Natürlich ist uns nicht verborgen geblieben, dass die Welt heute mehr aus Discountern besteht als aus, sagen wir, erhabenen Reiterstandbildern. Wir sagen das betrübt, weil sich somit die Chance verringert, dass jemals eines zu Ehren dieser Kolumne errichtet wird: Wir mit Monokel, Sektkübel und einem Stapel Illustrierten auf dem Bronzerücken eines Pferdes, gut sichtbar an einem Verkehrsknotenpunkt einer Stadt mit mindestens 300.000 Einwohnern, da wären wir bescheiden. Überhaupt ist uns aufgefallen: Obwohl unentwegt Haltung eingefordert wird, gelingt es den meisten Menschen trotz Yoga und Pilates nicht mehr, einmal wie hingegossen stehen zu bleiben. Auch deshalb ist unser Säulenheiliger dieser Tage Olaf Scholz.

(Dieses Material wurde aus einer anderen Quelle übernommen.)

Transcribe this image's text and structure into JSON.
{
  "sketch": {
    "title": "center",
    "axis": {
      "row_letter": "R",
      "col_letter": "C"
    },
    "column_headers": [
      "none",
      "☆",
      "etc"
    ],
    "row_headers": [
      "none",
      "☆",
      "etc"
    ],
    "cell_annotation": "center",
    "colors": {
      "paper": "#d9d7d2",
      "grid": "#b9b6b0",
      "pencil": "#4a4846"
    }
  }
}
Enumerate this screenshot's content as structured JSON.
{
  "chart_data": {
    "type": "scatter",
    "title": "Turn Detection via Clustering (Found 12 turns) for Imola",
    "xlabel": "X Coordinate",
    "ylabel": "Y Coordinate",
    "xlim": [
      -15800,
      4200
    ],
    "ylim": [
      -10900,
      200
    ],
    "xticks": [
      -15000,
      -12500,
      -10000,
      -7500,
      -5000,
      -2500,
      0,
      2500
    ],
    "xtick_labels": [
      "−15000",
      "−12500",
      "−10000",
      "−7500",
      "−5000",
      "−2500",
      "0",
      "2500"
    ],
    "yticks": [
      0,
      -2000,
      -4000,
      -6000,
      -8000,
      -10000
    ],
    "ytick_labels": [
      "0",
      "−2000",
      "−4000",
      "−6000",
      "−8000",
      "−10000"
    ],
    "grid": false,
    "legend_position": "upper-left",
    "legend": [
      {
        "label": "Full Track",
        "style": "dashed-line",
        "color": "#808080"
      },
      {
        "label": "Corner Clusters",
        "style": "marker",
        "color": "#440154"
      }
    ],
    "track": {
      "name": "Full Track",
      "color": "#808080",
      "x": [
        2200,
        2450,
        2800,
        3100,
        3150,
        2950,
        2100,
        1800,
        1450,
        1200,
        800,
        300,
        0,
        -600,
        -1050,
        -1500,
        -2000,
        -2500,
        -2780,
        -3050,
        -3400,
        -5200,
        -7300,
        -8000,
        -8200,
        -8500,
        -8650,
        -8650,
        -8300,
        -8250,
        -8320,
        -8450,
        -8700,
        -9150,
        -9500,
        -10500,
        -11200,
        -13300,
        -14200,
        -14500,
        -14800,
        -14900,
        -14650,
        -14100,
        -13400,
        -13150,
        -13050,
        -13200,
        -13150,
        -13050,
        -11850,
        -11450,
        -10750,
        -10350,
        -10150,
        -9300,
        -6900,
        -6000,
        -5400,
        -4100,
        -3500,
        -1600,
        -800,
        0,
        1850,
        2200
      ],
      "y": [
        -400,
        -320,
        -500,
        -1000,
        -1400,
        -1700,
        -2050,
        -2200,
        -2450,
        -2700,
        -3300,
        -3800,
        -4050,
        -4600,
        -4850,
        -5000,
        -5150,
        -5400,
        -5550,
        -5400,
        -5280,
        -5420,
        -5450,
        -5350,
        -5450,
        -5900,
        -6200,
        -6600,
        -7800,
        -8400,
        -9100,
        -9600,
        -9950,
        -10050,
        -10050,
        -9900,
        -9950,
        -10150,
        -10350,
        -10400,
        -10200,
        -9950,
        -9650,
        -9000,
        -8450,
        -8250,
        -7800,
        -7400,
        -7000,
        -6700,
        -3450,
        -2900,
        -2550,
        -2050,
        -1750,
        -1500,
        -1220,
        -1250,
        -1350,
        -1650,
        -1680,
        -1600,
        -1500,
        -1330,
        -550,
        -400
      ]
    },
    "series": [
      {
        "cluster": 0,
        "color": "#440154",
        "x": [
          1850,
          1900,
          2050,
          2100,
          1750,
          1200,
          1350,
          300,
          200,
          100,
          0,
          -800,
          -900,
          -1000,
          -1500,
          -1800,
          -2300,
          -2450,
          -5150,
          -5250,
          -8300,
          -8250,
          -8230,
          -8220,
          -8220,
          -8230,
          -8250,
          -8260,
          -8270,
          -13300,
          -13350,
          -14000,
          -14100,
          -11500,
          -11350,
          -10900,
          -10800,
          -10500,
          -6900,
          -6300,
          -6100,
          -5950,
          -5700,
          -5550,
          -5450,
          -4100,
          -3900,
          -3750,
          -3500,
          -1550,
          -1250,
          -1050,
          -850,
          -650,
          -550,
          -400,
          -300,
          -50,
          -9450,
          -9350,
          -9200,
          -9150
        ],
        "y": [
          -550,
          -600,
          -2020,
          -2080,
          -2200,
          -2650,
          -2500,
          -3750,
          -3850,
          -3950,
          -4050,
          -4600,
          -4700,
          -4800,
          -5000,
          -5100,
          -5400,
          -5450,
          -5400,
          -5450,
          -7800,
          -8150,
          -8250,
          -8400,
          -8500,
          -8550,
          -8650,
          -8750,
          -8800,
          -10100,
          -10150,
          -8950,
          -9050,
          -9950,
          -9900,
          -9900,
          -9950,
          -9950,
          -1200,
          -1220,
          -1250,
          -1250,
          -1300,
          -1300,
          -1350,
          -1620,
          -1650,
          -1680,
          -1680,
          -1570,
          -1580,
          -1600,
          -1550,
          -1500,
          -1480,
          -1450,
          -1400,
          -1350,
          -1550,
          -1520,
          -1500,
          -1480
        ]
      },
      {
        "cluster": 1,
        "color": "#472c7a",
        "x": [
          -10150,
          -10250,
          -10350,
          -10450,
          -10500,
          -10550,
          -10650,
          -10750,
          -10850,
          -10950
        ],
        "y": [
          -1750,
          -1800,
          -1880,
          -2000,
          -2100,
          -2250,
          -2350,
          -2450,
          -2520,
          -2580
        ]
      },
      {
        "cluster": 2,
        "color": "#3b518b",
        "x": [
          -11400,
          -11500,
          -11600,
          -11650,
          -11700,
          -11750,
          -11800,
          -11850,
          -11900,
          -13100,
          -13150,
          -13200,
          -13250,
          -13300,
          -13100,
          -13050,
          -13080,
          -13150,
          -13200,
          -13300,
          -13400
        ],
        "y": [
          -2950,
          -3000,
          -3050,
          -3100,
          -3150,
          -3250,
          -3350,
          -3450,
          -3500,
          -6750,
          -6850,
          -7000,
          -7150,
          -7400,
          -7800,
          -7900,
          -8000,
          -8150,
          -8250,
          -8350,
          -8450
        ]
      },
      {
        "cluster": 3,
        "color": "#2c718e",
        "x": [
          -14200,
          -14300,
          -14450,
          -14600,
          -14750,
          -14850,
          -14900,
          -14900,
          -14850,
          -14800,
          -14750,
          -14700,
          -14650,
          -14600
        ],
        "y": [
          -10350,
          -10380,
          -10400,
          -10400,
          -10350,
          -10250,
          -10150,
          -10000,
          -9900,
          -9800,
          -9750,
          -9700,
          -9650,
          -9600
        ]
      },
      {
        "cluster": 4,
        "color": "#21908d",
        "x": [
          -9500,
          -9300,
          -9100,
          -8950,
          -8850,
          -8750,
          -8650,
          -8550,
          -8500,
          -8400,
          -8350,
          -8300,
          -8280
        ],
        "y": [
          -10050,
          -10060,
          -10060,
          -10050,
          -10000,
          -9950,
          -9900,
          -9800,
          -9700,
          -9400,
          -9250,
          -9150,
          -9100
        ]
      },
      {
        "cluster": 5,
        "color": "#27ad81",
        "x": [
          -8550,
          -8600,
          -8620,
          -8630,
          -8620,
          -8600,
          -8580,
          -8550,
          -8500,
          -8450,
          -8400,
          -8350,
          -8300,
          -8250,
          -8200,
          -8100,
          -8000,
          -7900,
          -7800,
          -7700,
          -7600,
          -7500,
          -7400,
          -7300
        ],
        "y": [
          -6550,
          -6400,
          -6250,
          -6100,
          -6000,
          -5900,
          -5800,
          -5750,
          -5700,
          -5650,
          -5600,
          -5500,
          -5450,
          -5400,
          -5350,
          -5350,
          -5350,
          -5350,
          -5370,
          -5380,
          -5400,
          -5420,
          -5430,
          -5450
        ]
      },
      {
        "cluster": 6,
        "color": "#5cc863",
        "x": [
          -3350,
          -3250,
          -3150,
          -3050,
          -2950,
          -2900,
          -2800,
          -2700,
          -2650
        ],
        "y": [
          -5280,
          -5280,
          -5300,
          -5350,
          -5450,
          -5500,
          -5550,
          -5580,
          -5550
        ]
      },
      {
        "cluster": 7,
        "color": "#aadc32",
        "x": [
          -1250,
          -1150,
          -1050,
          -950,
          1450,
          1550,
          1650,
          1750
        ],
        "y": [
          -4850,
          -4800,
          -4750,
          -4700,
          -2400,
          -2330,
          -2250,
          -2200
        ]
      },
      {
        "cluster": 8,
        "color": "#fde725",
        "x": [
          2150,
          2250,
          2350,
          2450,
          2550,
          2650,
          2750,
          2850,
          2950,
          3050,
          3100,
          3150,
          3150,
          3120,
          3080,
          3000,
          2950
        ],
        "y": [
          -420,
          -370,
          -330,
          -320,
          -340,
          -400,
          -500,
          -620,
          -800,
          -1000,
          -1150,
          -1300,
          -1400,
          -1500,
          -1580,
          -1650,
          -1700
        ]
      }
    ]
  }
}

Aufmerksame Tagesthemensondersendungszuschauer dürften gesehen haben, wie Scholz neulich minutenlang am Rand des Bildschirmausschnitts stand, den Blick in die Ferne gerichtet, die Arme am Körper, kerzengerade, als sei er der Tiefkühltruhe entnommen worden, während ein Reporter aufgekratzt von Maaßen, Seehofer, Nahles und Merkel in die Kamera redete – also über alles, was unter dem Wichtigtuerwort "Causa" derzeit so besprochen wird. Und natürlich wussten wir nicht, ob dieses Bild einfach ein Fehler in der Matrix war oder ob eine antike Plastik in einen Anzug gebügelt worden war. Oder ob dieser Scholz der erste 3-D- gedruckte Mensch ist, den die SPD sich als Souvenir aus einem dieser heißen deutschen Start-ups mitgebracht hat, von denen wir leider so wenig hören. Nun gibt es bekanntlich verschiedene Arten des Stehens. Um sie kümmert sich das auch telefonisch schwer erreichbare Institut des Ständischen und Stehenden (vermutete Adresse im Ostharz, drei Mitarbeiter, einer gerade in Elternzeit): um das in deutschen Gegenden wieder sehr beliebte Strammstehen, nicht zu verwechseln mit dem Indergegendstehen, das bei Schüchternen und Touristen häufig vorkommt, und auch anders als das in Großstädten und Küchen anzutreffende Imwegstehen oder das Dabeistehen, dessen berühmteste Unterart das Dazustellen wäre, das meistens mit Sätzen wie "Hi, öfter hier?" oder "Guten Tag, ich interessiere mich für Kalkreste auf Badezimmerarmaturen" anfängt und auch meistens endet. In einem der Gesellschaftskritik exklusiv vorliegenden Untersuchungsbericht des Instituts ist das Bild des Vizekanzlers jedenfalls schon als der Präzendenzfall "Frozen Scholz" bekannt. Es heißt darin: Einfach gravitätisch allein am Rand stehen und auf niemanden zu warten – das ist Coolness.